Ever tried to adapt someone else’s code for your own use when you didn’t have access to the dataset it was intended for? Synthetic datasets — Kablamo! Even if you didn’t use synthetic dataset in the development of your study, if for whatever reason you can’t share your dataset, preparing a synthetic dataset afterwards facilitates the reusability of your analysis scripts. This helps other groups to repurpose or build on the study’s methods and increases the impact of your research.
Ever needed a big, messy ‘true-to-life’ dataset for teaching or training? Synthetic datasets — Doof! This doesn’t need much elaboration. Small or toy datasets are incredibly useful, but they have their limits.
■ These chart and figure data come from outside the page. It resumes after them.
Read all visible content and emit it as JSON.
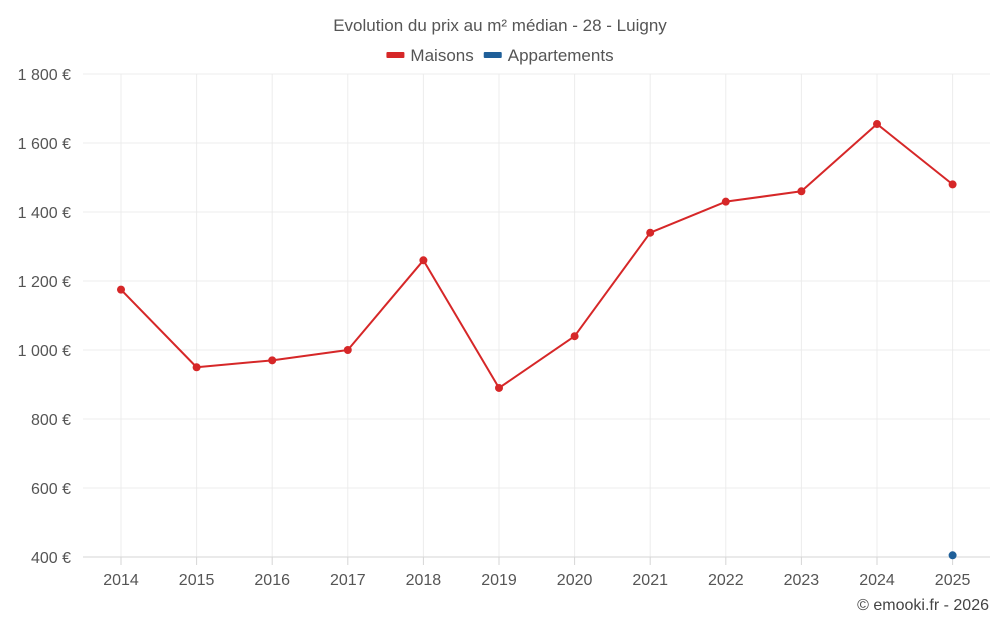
{
  "chart_data": {
    "type": "line",
    "title": "Evolution du prix au m² médian - 28 - Luigny",
    "xlabel": "",
    "ylabel": "",
    "categories": [
      "2014",
      "2015",
      "2016",
      "2017",
      "2018",
      "2019",
      "2020",
      "2021",
      "2022",
      "2023",
      "2024",
      "2025"
    ],
    "ylim": [
      400,
      1800
    ],
    "yticks": [
      400,
      600,
      800,
      1000,
      1200,
      1400,
      1600,
      1800
    ],
    "ytick_labels": [
      "400 €",
      "600 €",
      "800 €",
      "1 000 €",
      "1 200 €",
      "1 400 €",
      "1 600 €",
      "1 800 €"
    ],
    "grid": true,
    "legend_position": "top-center",
    "series": [
      {
        "name": "Maisons",
        "color": "#d62728",
        "values": [
          1175,
          950,
          970,
          1000,
          1260,
          890,
          1040,
          1340,
          1430,
          1460,
          1655,
          1480
        ]
      },
      {
        "name": "Appartements",
        "color": "#1f5f99",
        "values": [
          null,
          null,
          null,
          null,
          null,
          null,
          null,
          null,
          null,
          null,
          null,
          405
        ]
      }
    ]
  },
  "credit": "© emooki.fr - 2026"
}
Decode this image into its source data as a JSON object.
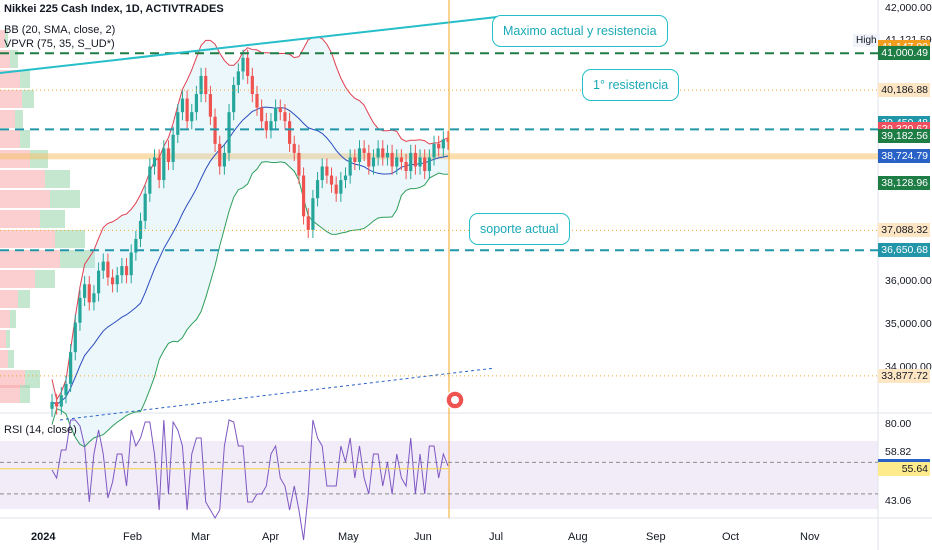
{
  "header": {
    "title": "Nikkei 225 Cash Index, 1D, ACTIVTRADES",
    "bb": "BB (20, SMA, close, 2)",
    "vpvr": "VPVR (75, 35, S_UD*)",
    "rsi": "RSI (14, close)"
  },
  "annotations": {
    "max_label": "Maximo actual y resistencia",
    "res1_label": "1° resistencia",
    "support_label": "soporte actual"
  },
  "price_axis": {
    "ticks": [
      "42,000.00",
      "41,000.00",
      "36,000.00",
      "35,000.00",
      "34,000.00"
    ],
    "high_label": "High",
    "high_value": "41,121.59"
  },
  "price_tags": [
    {
      "text": "41,147.00",
      "price": 41147,
      "bg": "#f29d1d",
      "fg": "#ffffff"
    },
    {
      "text": "41,000.49",
      "price": 41000.49,
      "bg": "#1e7c45",
      "fg": "#ffffff"
    },
    {
      "text": "40,186.88",
      "price": 40186.88,
      "bg": "#fde6c4",
      "fg": "#131722"
    },
    {
      "text": "39,450.48",
      "price": 39450.48,
      "bg": "#2196a8",
      "fg": "#ffffff"
    },
    {
      "text": "39,320.62",
      "price": 39320.62,
      "bg": "#ef4f5f",
      "fg": "#ffffff"
    },
    {
      "text": "39,182.56",
      "price": 39182.56,
      "bg": "#1e7c45",
      "fg": "#ffffff"
    },
    {
      "text": "38,724.79",
      "price": 38724.79,
      "bg": "#2962c6",
      "fg": "#ffffff"
    },
    {
      "text": "38,128.96",
      "price": 38128.96,
      "bg": "#1e7c45",
      "fg": "#ffffff"
    },
    {
      "text": "37,088.32",
      "price": 37088.32,
      "bg": "#fde6c4",
      "fg": "#131722"
    },
    {
      "text": "36,650.68",
      "price": 36650.68,
      "bg": "#2196a8",
      "fg": "#ffffff"
    },
    {
      "text": "33,877.72",
      "price": 33877.72,
      "bg": "#fde6c4",
      "fg": "#131722"
    }
  ],
  "rsi_axis": {
    "ticks": [
      "80.00",
      "58.82",
      "43.06"
    ],
    "tags": [
      {
        "text": "57.01",
        "value": 57.01,
        "bg": "#2962c6",
        "fg": "#ffffff"
      },
      {
        "text": "55.64",
        "value": 55.64,
        "bg": "#fdeb8c",
        "fg": "#131722"
      }
    ]
  },
  "time_axis": [
    "2024",
    "Feb",
    "Mar",
    "Apr",
    "May",
    "Jun",
    "Jul",
    "Aug",
    "Sep",
    "Oct",
    "Nov"
  ],
  "chart_data": {
    "type": "candlestick",
    "title": "Nikkei 225 Cash Index, 1D, ACTIVTRADES",
    "x_range": [
      "2024-01",
      "2024-11"
    ],
    "ylim": [
      33600,
      42000
    ],
    "closes": [
      33300,
      33200,
      33450,
      33700,
      34400,
      35050,
      35600,
      35900,
      35500,
      35700,
      36200,
      36400,
      36050,
      35900,
      36100,
      36300,
      36100,
      36600,
      36900,
      37300,
      37900,
      38500,
      38700,
      38200,
      38900,
      38600,
      39200,
      39700,
      40000,
      39500,
      39700,
      40100,
      40500,
      40100,
      39600,
      39000,
      38500,
      38800,
      39700,
      40300,
      40600,
      40900,
      40500,
      40100,
      39800,
      39500,
      39300,
      39500,
      39800,
      39700,
      39500,
      39000,
      38800,
      38300,
      37400,
      37100,
      37800,
      38200,
      38500,
      38300,
      38100,
      37900,
      38200,
      38300,
      38700,
      38600,
      38900,
      38800,
      38500,
      38700,
      38900,
      38700,
      38800,
      38500,
      38700,
      38600,
      38400,
      38800,
      38500,
      38700,
      38400,
      38700,
      39000,
      38900,
      39100,
      39050
    ],
    "bollinger": {
      "period": 20,
      "stddev": 2,
      "source": "close"
    },
    "levels": [
      {
        "label": "Maximo actual y resistencia",
        "price": 41000.49,
        "style": "dashed"
      },
      {
        "label": "1° resistencia",
        "price": 39320.62,
        "style": "dashed"
      },
      {
        "label": "soporte actual",
        "price": 36650.68,
        "style": "dashed"
      }
    ],
    "vpvr_poc": 38724.79,
    "rsi": {
      "period": 14,
      "upper": 58.82,
      "lower": 43.06,
      "last": 57.01,
      "ma": 55.64
    }
  }
}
There’s only so much you can learn about complex datasets from iris and gapminder.
It’s bonkers that synthetic datasets are not used more often to increase research integrity and reduce research waste.
I’m looking at you, writers of the phrase “the dataset for this study contains confidential patient-level data and cannot be shared” without making any attempt whatsoever to mitigate the problems of research transparency and reusability that this raises.
I’m looking at you, PIs who obsess over being scooped, but aren’t concerned that your research isn’t reproducible.
I’m looking at you, custodians of every single birth cohort, disease or treatment registry, electronic health record, trial dataset, or administrative database on the planet who make researchers wait over a year for access to your data.
The point is, we can do so much more to improve research transparency and efficiency using synthetic datasets without worrying whether they can be trusted to reliably replace real datasets entirely. The methods and tools and tutorials are already here. Use them!